La corde rompant tout à coup, le baron tombant, l’effort devenant inutile, le brave caporal fut lancé violemment contre le mur de la tour, et rejeté en avant par le contre-coup.

Sans son inaltérable sang-froid, c’en était fait de lui…

Pendant plus d’une minute, tout le haut de son corps fut suspendu au-dessus de l’abîme où venait de rouler M. d’Escorval, et ses bras se crispèrent dans le vide.

Un mouvement brusque, et il était précipité.

Mais il eut cette puissance de volonté merveilleuse de ne tenter aucun effort violent. Prudemment, mais avec une énergie obstinée, il s’accrocha des genoux et du bout des pieds aux aspérités du roc, ses mains cherchèrent un point d’appui, il obliqua doucement, et enfin reprit plante…

Il était temps, car une crampe lui vint, si violente qu’il fut contraint de s’asseoir.

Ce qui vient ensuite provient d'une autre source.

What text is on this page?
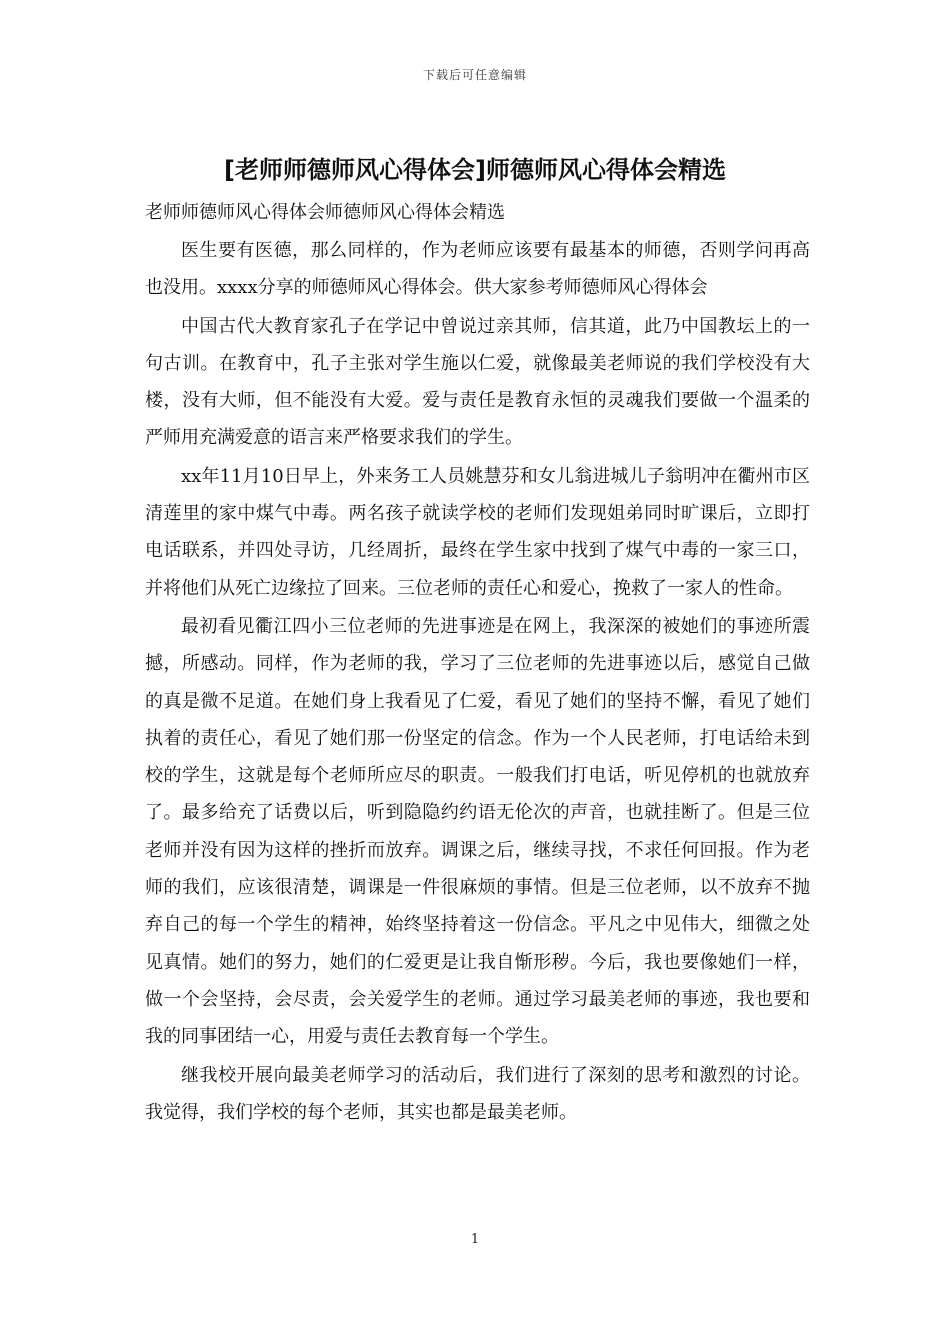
下载后可任意编辑
[老师师德师风心得体会]师德师风心得体会精选

老师师德师风心得体会师德师风心得体会精选

医生要有医德，那么同样的，作为老师应该要有最基本的师德，否则学问再高也没用。xxxx分享的师德师风心得体会。供大家参考师德师风心得体会

中国古代大教育家孔子在学记中曾说过亲其师，信其道，此乃中国教坛上的一句古训。在教育中，孔子主张对学生施以仁爱，就像最美老师说的我们学校没有大楼，没有大师，但不能没有大爱。爱与责任是教育永恒的灵魂我们要做一个温柔的严师用充满爱意的语言来严格要求我们的学生。

xx年11月10日早上，外来务工人员姚慧芬和女儿翁进城儿子翁明冲在衢州市区清莲里的家中煤气中毒。两名孩子就读学校的老师们发现姐弟同时旷课后，立即打电话联系，并四处寻访，几经周折，最终在学生家中找到了煤气中毒的一家三口，并将他们从死亡边缘拉了回来。三位老师的责任心和爱心，挽救了一家人的性命。

最初看见衢江四小三位老师的先进事迹是在网上，我深深的被她们的事迹所震撼，所感动。同样，作为老师的我，学习了三位老师的先进事迹以后，感觉自己做的真是微不足道。在她们身上我看见了仁爱，看见了她们的坚持不懈，看见了她们执着的责任心，看见了她们那一份坚定的信念。作为一个人民老师，打电话给未到校的学生，这就是每个老师所应尽的职责。一般我们打电话，听见停机的也就放弃了。最多给充了话费以后，听到隐隐约约语无伦次的声音，也就挂断了。但是三位老师并没有因为这样的挫折而放弃。调课之后，继续寻找，不求任何回报。作为老师的我们，应该很清楚，调课是一件很麻烦的事情。但是三位老师，以不放弃不抛弃自己的每一个学生的精神，始终坚持着这一份信念。平凡之中见伟大，细微之处见真情。她们的努力，她们的仁爱更是让我自惭形秽。今后，我也要像她们一样，做一个会坚持，会尽责，会关爱学生的老师。通过学习最美老师的事迹，我也要和我的同事团结一心，用爱与责任去教育每一个学生。

继我校开展向最美老师学习的活动后，我们进行了深刻的思考和激烈的讨论。我觉得，我们学校的每个老师，其实也都是最美老师。

1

Que le baron se fut tué sur le coup, c’est ce dont il ne doutait pas… Mais cette catastrophe ne pouvait troubler l’intelligence de ce vieux soldat, qui, aux jours de bataille, avait eu tant de camarades emportés à ses côtés par le brutal.

Ce qui le confondait, c’était que la corde se fût rompue au raz de sa main… une corde si grosse, qu’on eût jugée, à la voir, solide assez pour supporter dix fois le poids du corps du baron.

Comme il ne pouvait, à cause de l’obscurité, voir le point de rupture, Bavois promena son doigt dessus, et à son inexprimable étonnement, il le trouva lisse…

Point de filaments, point de brins de chanvre, comme après un arrachement… la section était nette.

Le caporal comprit, comme Maurice avait compris en bas, et il lâcha son plus effroyable juron.

— Cent millions de tonnerres !… Les canailles ont coupé la corde !…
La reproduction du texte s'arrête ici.